My parents have quite a large amount of Tupperware and fill them up with leftovers from a party. Like many cultures, including my own, having an abundance of food and eating with the family is a big deal. At each party, all the food is laid out buffet style, with several different kinds of main dishes, salads, sides and desserts. Everyone is expected to have almost two full servings of food. The remaining food almost never goes to waste. If the gathering is just the immediate family, my sister and I will each take home several plastic containers (often empty yogurt, margarine and sour cream containers) of food. If the gathering is larger, my parents will bust out the large Ziploc freezer bags, fill them with food and give them to them guests before they leave. I guess you could say they give out food loot bags or doggy bags.
Although my parents could just easily keep the food for themselves, they would rather re-distribute them to the guests. It’s way too much food to eat for just the two of them and I’m sure they’d rather not have to eat that ham for the next five days. If you ask me, it’s a win-win situation. They get rid of the excess food and I don’t have to cook or grocery shop for the next few days. I save some time and money and I get have another helping of a certain dish I enjoyed eating so much at the party.
While taking home leftovers from family events is quite common, taking home leftovers from catered events such as weddings is not. Some people may even consider it tacky. I certainly wouldn’t. Most of the weddings I have been to, have served way more food than I can eat, plus the seafood buffet, plus the dessert buffet.
I know that because a wedding a very special occasion, most of the times, especially if it is in a banquet hall, there is an abundance of food. The couple wants the guests to enjoy themselves and be well fed. There have only been a few weddings I’ve attended that have had actually great tasting food.
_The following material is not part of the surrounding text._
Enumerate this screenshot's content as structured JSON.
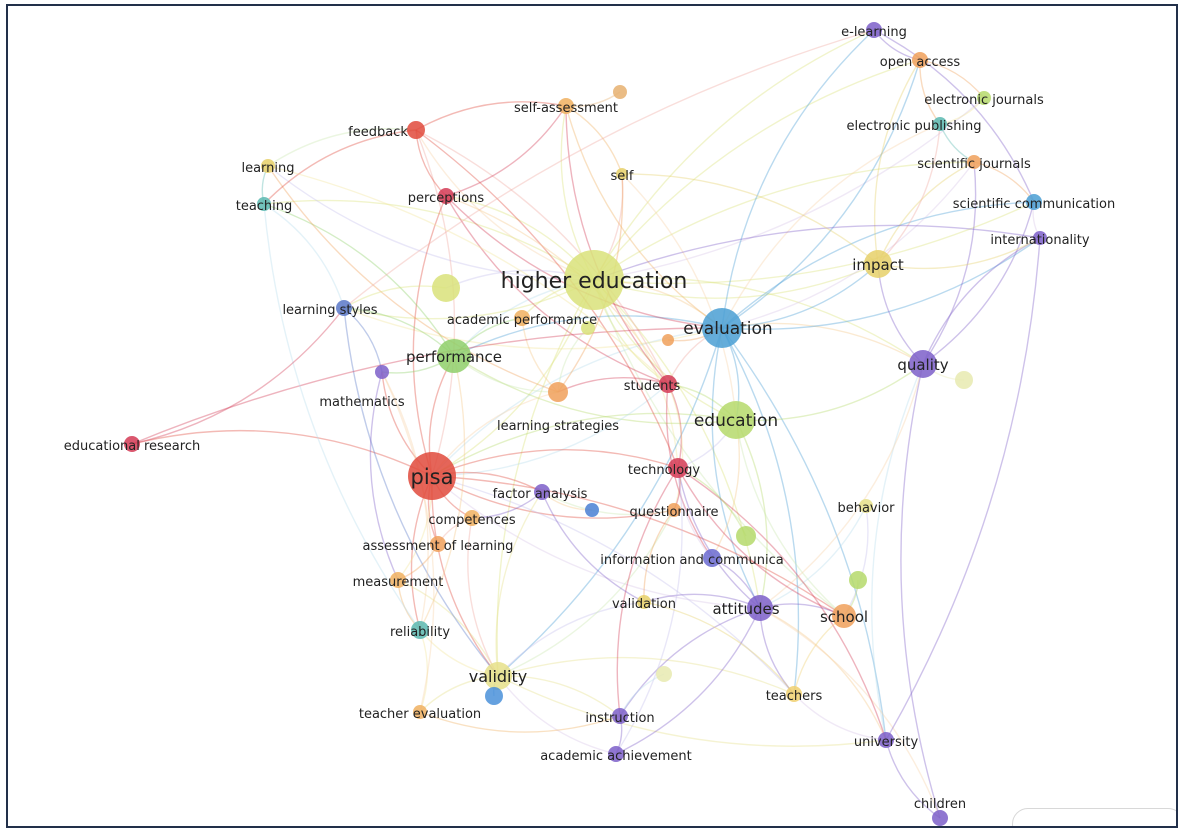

Most of the times, the meat was dry and the pasta tasted like something out of my high school cafeteria.
Bad tasting food aside, some banquet halls and catering businesses may have some policies about preventing guests from taking food home if it is served buffet style, due to food safety concerns or liability concerns. However, I wouldn’t see a problem with guests taking home some desserts if take out containers were provided. I had recently attended a baptism reception in a restaurant where the grandparents provided takeout containers for us to take home some desserts.
I have only worked at a banquet hall serving food to guests at a wedding one time in my life. We weren’t allowed to take food home, however we were allowed to eat the leftovers after it had been served to the guests. If the food was not served buffet style and the leftovers were put in the fridge soon after, I don’t see why the employees, guests or even the bride and groom can’t bring the food home. After all, people bring home food from restaurants all the time. Sure it may create more work for the employees, having to put the food into containers, but it prevents perfectly edible food from being thrown into the garbage!
I know this is not true for all banquet halls or catering companies, but I often hear about how some of them throw out all the uneaten food after the wedding. That’s SO MUCH food going to waste! Imagine how many hungry people it could feed. I often wonder why they don’t make arrangements to either deliver the food or have someone pick up the food to take it to a local shelter. Surely, the added cost if there was any wouldn’t be too much. I’m sure the people there would appreciate the extra free food. I know I would.
Would you ever take leftover food home from a wedding or shower? Why or why not?
(In all honesty, I’d rather take home the food than the sometimes useless gift you get for attending the wedding).